Publiée le 12/05/2013
LE PORTRAIT DU DIMANCHE RAPHAËL PIOLANTIDieu du stade
La pêche au lancer, de marteau, habituellement pratiquée en eaux calmes et ignorées, peut rapporter gros. L’ancien champion Raphaël Piolanti est devenu un mentor. Elu meilleur entraîneur de l’athlétisme français.
Un Lorrain sur la piste aux étoiles. Depuis l’été dernier, le ciel n’arrête pas de lancer des clins d’œil lumineux à Raphaël Piolanti. Homme de la discrétion, projeté sur le devant de la scène. S’il avait tué dans l’œuf le stade des promesses depuis belle lurette, en tant qu’athlète abonné aux ruées vers l’or des podiums, le Mosellan n’avait pas encore séduit la consécration comme entraîneur. C’est fait.
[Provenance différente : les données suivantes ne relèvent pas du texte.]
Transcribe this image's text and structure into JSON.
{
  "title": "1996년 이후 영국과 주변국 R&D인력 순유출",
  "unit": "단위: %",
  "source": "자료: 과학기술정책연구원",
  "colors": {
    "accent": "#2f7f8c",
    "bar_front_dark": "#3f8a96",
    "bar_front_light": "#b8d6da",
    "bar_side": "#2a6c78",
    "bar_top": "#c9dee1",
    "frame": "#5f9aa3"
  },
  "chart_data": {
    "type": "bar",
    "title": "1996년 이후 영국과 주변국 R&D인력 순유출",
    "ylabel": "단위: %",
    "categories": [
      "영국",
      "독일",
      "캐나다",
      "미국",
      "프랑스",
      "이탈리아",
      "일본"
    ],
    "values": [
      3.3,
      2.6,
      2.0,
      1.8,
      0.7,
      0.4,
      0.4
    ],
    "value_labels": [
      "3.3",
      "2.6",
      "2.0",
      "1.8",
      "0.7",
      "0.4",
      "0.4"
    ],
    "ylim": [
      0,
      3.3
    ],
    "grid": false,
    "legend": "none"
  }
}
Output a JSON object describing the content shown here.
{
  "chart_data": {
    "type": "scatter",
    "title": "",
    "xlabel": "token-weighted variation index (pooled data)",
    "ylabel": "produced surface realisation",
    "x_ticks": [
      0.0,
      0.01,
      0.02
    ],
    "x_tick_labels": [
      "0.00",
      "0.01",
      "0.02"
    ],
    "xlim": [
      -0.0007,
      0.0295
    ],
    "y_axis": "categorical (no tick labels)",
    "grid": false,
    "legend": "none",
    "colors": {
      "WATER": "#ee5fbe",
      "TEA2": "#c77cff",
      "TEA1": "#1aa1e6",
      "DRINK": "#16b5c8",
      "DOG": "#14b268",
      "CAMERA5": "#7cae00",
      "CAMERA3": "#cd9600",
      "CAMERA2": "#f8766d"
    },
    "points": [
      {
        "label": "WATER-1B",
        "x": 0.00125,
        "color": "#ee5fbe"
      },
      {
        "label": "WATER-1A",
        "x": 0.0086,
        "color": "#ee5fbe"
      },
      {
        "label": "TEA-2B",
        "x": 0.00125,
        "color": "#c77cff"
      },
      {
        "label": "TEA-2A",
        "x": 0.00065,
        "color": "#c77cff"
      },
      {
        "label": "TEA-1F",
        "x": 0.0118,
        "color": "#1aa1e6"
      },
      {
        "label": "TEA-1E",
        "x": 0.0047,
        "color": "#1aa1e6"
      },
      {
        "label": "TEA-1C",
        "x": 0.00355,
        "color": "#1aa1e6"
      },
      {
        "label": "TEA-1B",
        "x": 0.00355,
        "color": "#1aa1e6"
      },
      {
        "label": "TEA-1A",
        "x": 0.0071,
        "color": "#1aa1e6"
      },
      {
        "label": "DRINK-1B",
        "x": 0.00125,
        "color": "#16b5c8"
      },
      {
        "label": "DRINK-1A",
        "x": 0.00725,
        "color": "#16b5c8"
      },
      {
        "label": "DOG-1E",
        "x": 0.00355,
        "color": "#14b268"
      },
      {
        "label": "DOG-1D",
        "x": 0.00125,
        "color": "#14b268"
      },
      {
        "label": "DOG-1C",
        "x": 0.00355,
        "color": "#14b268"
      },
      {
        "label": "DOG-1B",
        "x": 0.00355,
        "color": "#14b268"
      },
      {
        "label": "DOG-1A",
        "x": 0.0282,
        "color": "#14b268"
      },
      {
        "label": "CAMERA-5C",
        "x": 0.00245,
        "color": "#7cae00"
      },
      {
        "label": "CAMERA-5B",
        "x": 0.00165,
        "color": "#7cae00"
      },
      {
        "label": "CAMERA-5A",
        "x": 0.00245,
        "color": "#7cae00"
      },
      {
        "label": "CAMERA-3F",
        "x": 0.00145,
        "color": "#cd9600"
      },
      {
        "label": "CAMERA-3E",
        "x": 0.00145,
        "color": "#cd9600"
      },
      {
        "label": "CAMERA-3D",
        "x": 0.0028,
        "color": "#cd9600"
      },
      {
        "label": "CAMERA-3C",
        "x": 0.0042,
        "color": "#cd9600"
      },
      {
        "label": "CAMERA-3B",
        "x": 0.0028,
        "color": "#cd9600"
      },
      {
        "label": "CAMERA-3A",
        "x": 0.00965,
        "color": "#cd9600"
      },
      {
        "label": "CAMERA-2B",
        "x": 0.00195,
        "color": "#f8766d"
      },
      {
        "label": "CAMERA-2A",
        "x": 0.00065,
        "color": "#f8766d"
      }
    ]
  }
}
Des cinq anneaux de Londres au printemps 2013, il a festoyé avec les honneurs. Après avoir été l’un des rares coaches au monde à avoir envoyé deux sélectionnés bleus sur les bords de la Tamise, ce gabarit de 100 kg a décroché la palme du meilleur entraîneur de l’athlétisme hexagonal. Il est aussi devenu manager de la fédération pour l’immense famille des lanceurs (marteau, disque, poids, javelot). « Mais logiquement, je n’aurais pas dû être élu » , claque le grand modeste. « On a quand même eu un champion olympique à la perche, non ? »
Rien n’est jamais acquis
Honoré par « cette reconnaissance du travail accompli » , dans son jardin amnévillois, il a laissé tranquilles, toutefois, les bouchons de champagne. Sachant que la réussite peut vous coincer entre le marteau et l’enclume. « Rien n’est jamais acquis », lui a inculqué Pierre Hue, son éducateur de toujours, trop tôt disparu. « Un guide, autant sur le stade qu’en dehors. Ses principes me sont restés. »
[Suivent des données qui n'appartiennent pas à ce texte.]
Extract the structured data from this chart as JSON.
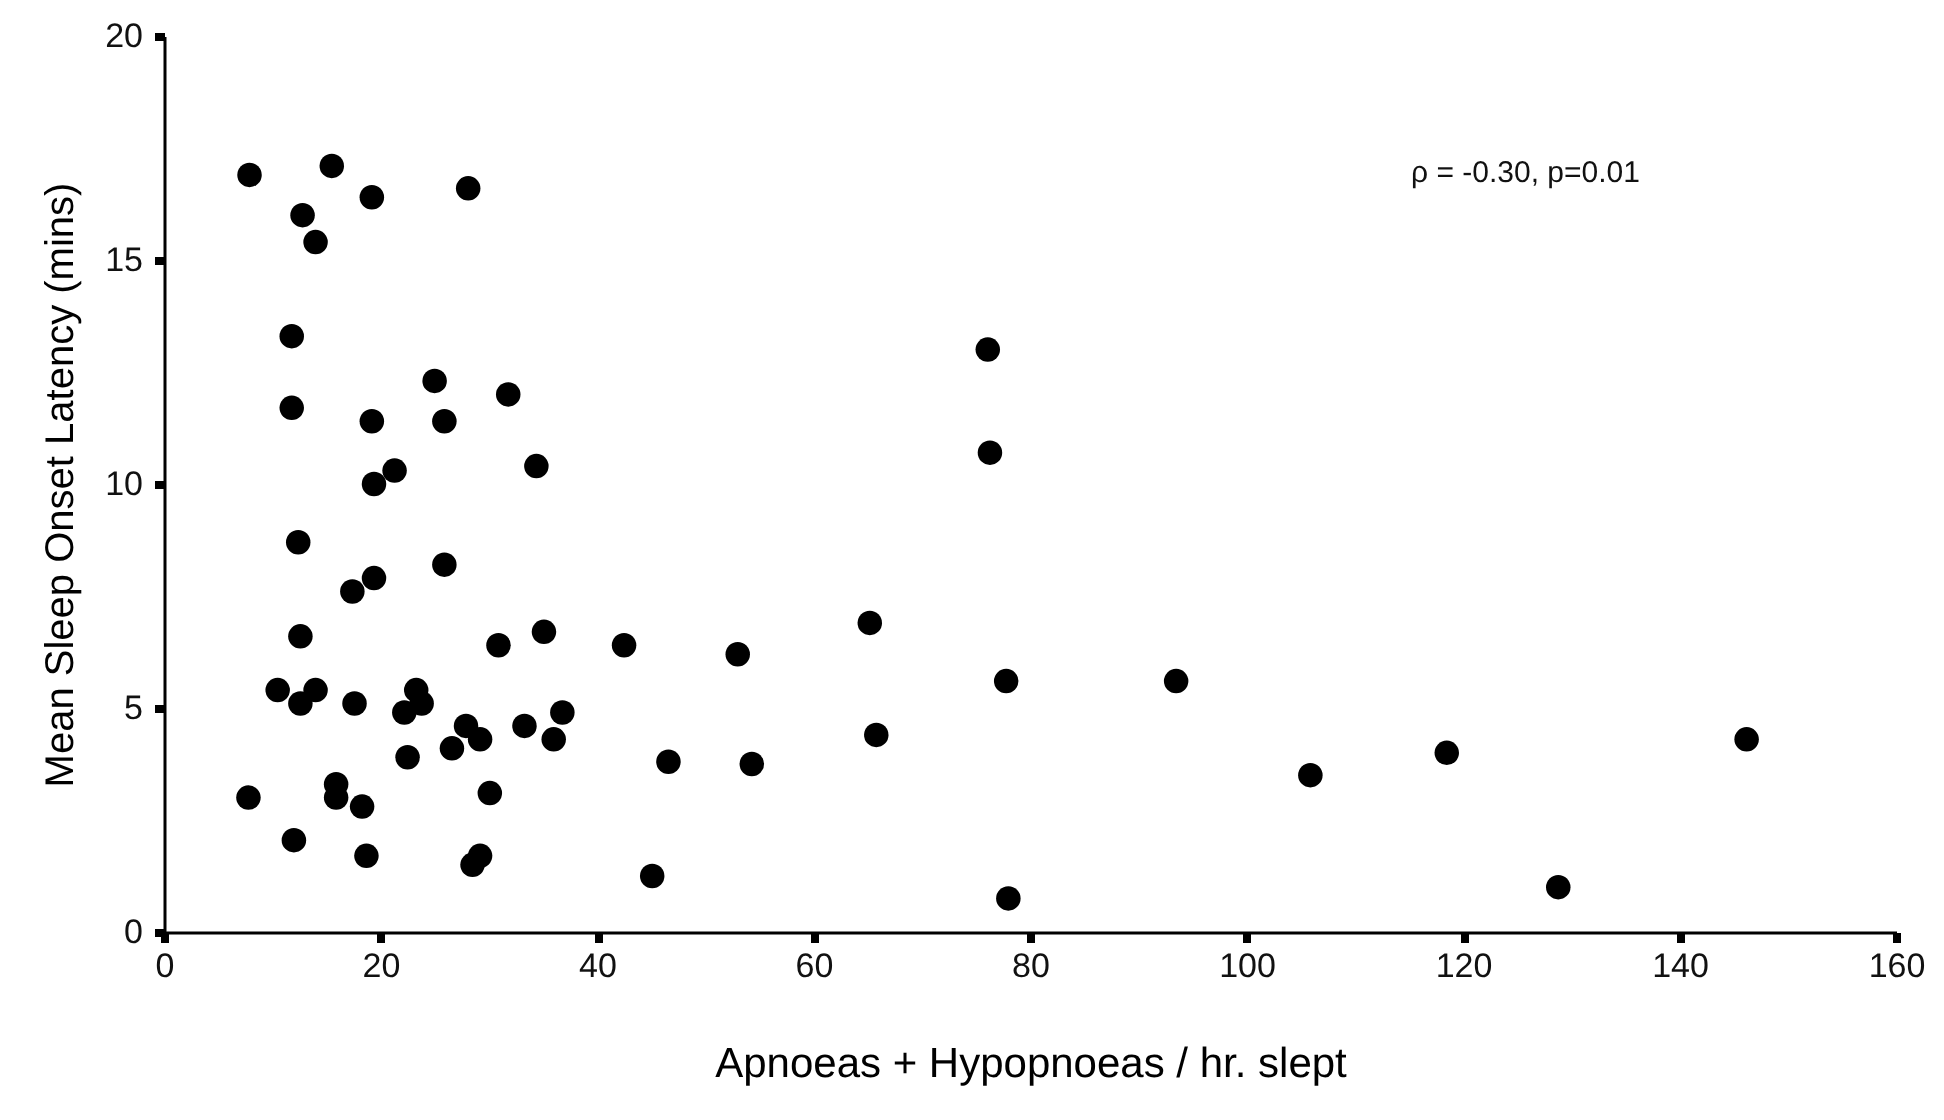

Marteau, complètement marteau. Un drôle de mot pour désigner cette boule de fonte de plus de 7 kg, reliée à un câble en acier et une poignée. Tourne, tourne manège, dans cette drôle de cage protectrice depuis l’âge de 12 ans. « Il enseigne d’une façon qui lui est propre , remarque Bertrand Hozé, son président de club et ancien directeur technique national adjoint. « Un œil remarquable, une expérience qui transpire, une compréhension innée. Ce qu’il réalise est hyper concret. Ses protégés lui ressemblent. » Parmi eux, le bel espoir du pays, Quentin Bigot. Jeune et déjà au sommet. « Raphaël s’investit à 100 %. Quelqu’un viendrait nous voir bosser, il quitterait vite, en pleurant, ce groupe de psychopathes ! Quand on n’est pas bien, on a droit aux grosses insultes ! » Pourtant, la voix chantonnante de ce fils de conducteur de camion et d’une secrétaire sait être celle de la sagesse : « Quand je vois arriver Quentin avec une vieille Porsche ou un chien, je lui dis qu’un sportif de haut niveau doit être libéré de certaines contraintes… »
Passionné et généreux
« Il est plus qu’un coach pour nous, s’enthousiasme son poulain. « On se voit en dehors, il nous invite chez lui ou au resto, file un coup de main en cas de travaux à faire dans les appartements. Notre relation perdurera au-delà du marteau. Bizarrement, la différence d’âge ne se fait pas sentir. Raphaël se cache derrière sa carapace. Il peut jouer au gros dur mais ses actes prouvent le contraire ! »
Norbert Brige, du département haut niveau au Creps (Centre de ressources, d’expertise et de performances sportives) de Nancy, le connaît depuis 1988 : « Un bon petit père sympathique, charmant, qui a toujours eu foi en l’athlétisme. Un acharné qui donne avec passion. C’est aussi le fidèle des fidèles. Un Lorrain dans l’âme ! » Bertrand Hozé de renchérir : « Il est tellement carré qu’une relation ne peut être compliquée avec Raphaël. »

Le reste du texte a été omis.